Ticket #388 (closed defect: fixed)
problem with input charset in new files (internal editor)
Reported by: | mnk | Owned by: | slavazanko |
---|---|---|---|
Priority: | major | Milestone: | 4.7 |
Component: | mcedit | Version: | master |
Keywords: | commited-master | Cc: | pahan@… |
Blocked By: | Blocking: | ||
Branch state: | Votes for changeset: |
Description
While things work in utf8 locale as they should with F4,
they don't with F14.
But the fix is seems rather trivial.
However, I noticed something, that I'm not sure,
wherever or not should be broken: it's a problem with
double-byte locales, i.e. ja_JP.
While things get displayed correctly in ja_JP.utf8,
ja_JP is treated as a single-byte locale, that is
mc is printing each byte of two byte char.
Attachments
Change History
Changed 16 years ago by mnk
- Attachment new-file-fix.patch added
comment:1 Changed 16 years ago by andrew_b
- Version changed from 4.6.2 to master
- Component changed from mc-core to mcedit
comment:2 Changed 16 years ago by angel_il
you need select codeset in editor (ctrl-t), next step save settings in editor menu.

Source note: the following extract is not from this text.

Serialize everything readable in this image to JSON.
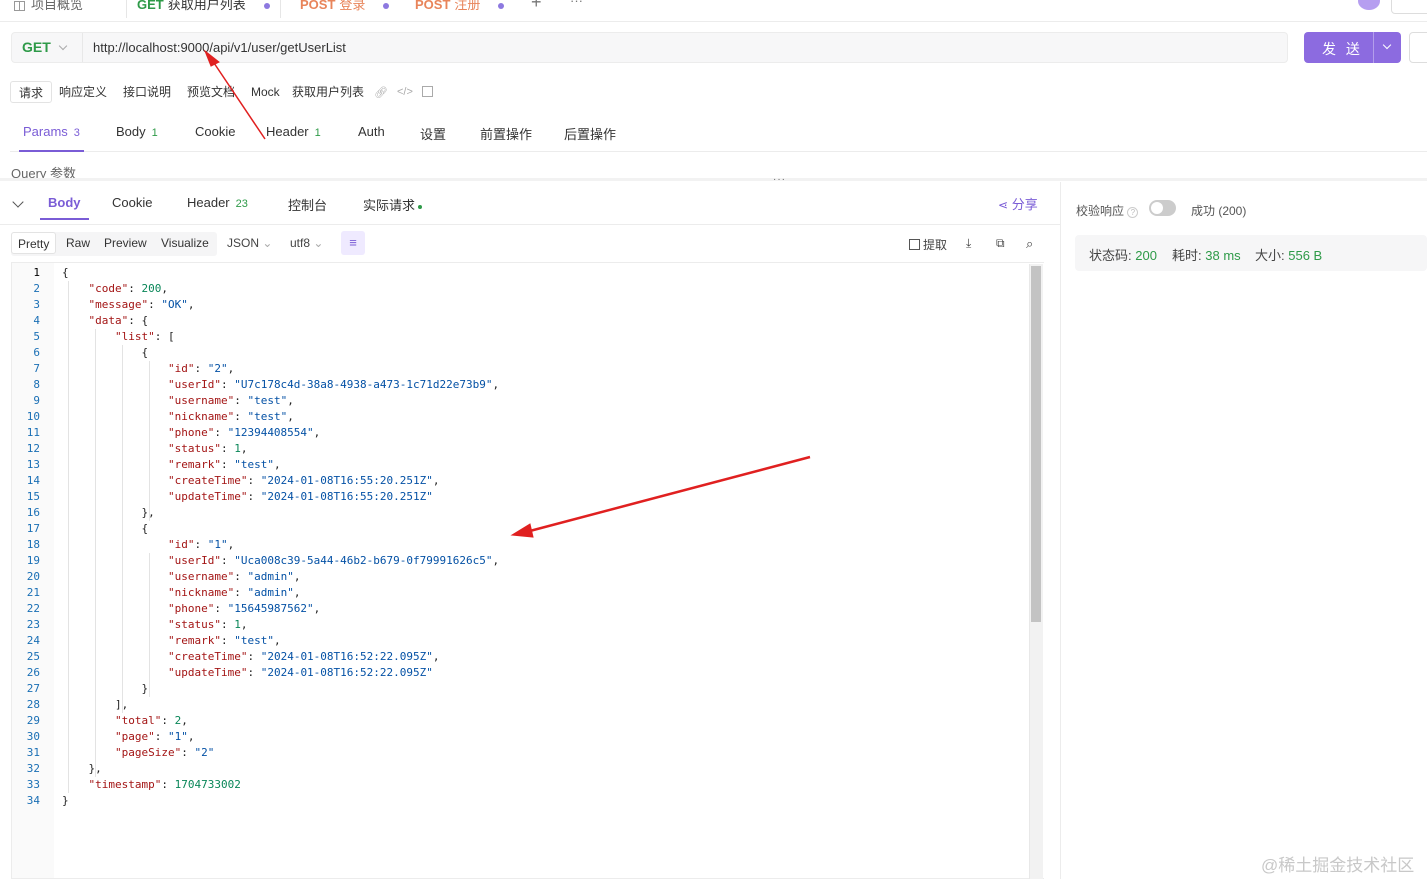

comment:3 Changed 16 years ago by mnk
You either failed to understand me or
I've been too vague. When I said
"things work in utf8 locale as they should with F4",
I've meant "both internal edit and viewer work correctly
with already existing files (as codepage is set correctly)",
but for new files, this bug happens.
comment:4 in reply to: ↑ description Changed 16 years ago by slyfox
Replying to mnk:
While things work in utf8 locale as they should with F4,
they don't with F14.
But the fix is seems rather trivial.
Yes, default input is definetly broken in this mode.
However, I noticed something, that I'm not sure,
wherever or not should be broken: it's a problem with
double-byte locales, i.e. ja_JP.
While things get displayed correctly in ja_JP.utf8,
ja_JP is treated as a single-byte locale, that is
mc is printing each byte of two byte char.
Can You attach sample text file in your default encoding of ja_JP locale?
And please, post result of get_locale.sh program.
Thanks!
comment:5 follow-up: ↓ 6 Changed 16 years ago by mnk
I think, I used too few words in that case too.
On unrelated note: there's no such script in mc git tree
and it's not on my system, so you're probably talking
about something specific to your distro.
Obviously, not-utf8 default for ja_JP is EUC-JP (well, perhaps
it's EUC-JP-MS, but I doubt it). I was not talking about edit/view
this time (though that may be broken too - didn't test it yet),
it was about menu names and i.e. dates.
comment:6 in reply to: ↑ 5 Changed 16 years ago by slyfox
Replying to mnk:
I think, I used too few words in that case too.
On unrelated note: there's no such script in mc git tree
and it's not on my system, so you're probably talking
about something specific to your distro.
All is fine. I meant panel display too.
Forgot to mention, I've just attached it to this bug: http://midnight-commander.org/attachment/ticket/388/get_locale.sh
I use gentoo and I'd like to generate the same locale.
Obviously, not-utf8 default for ja_JP is EUC-JP (well, perhaps
it's EUC-JP-MS, but I doubt it). I was not talking about edit/view
this time (though that may be broken too - didn't test it yet),
it was about menu names and i.e. dates.
Currently we have hardcoded list of multibyte encodings in-source:
src/strutil.c:
... static const char *str_utf8_encodings[] = { ...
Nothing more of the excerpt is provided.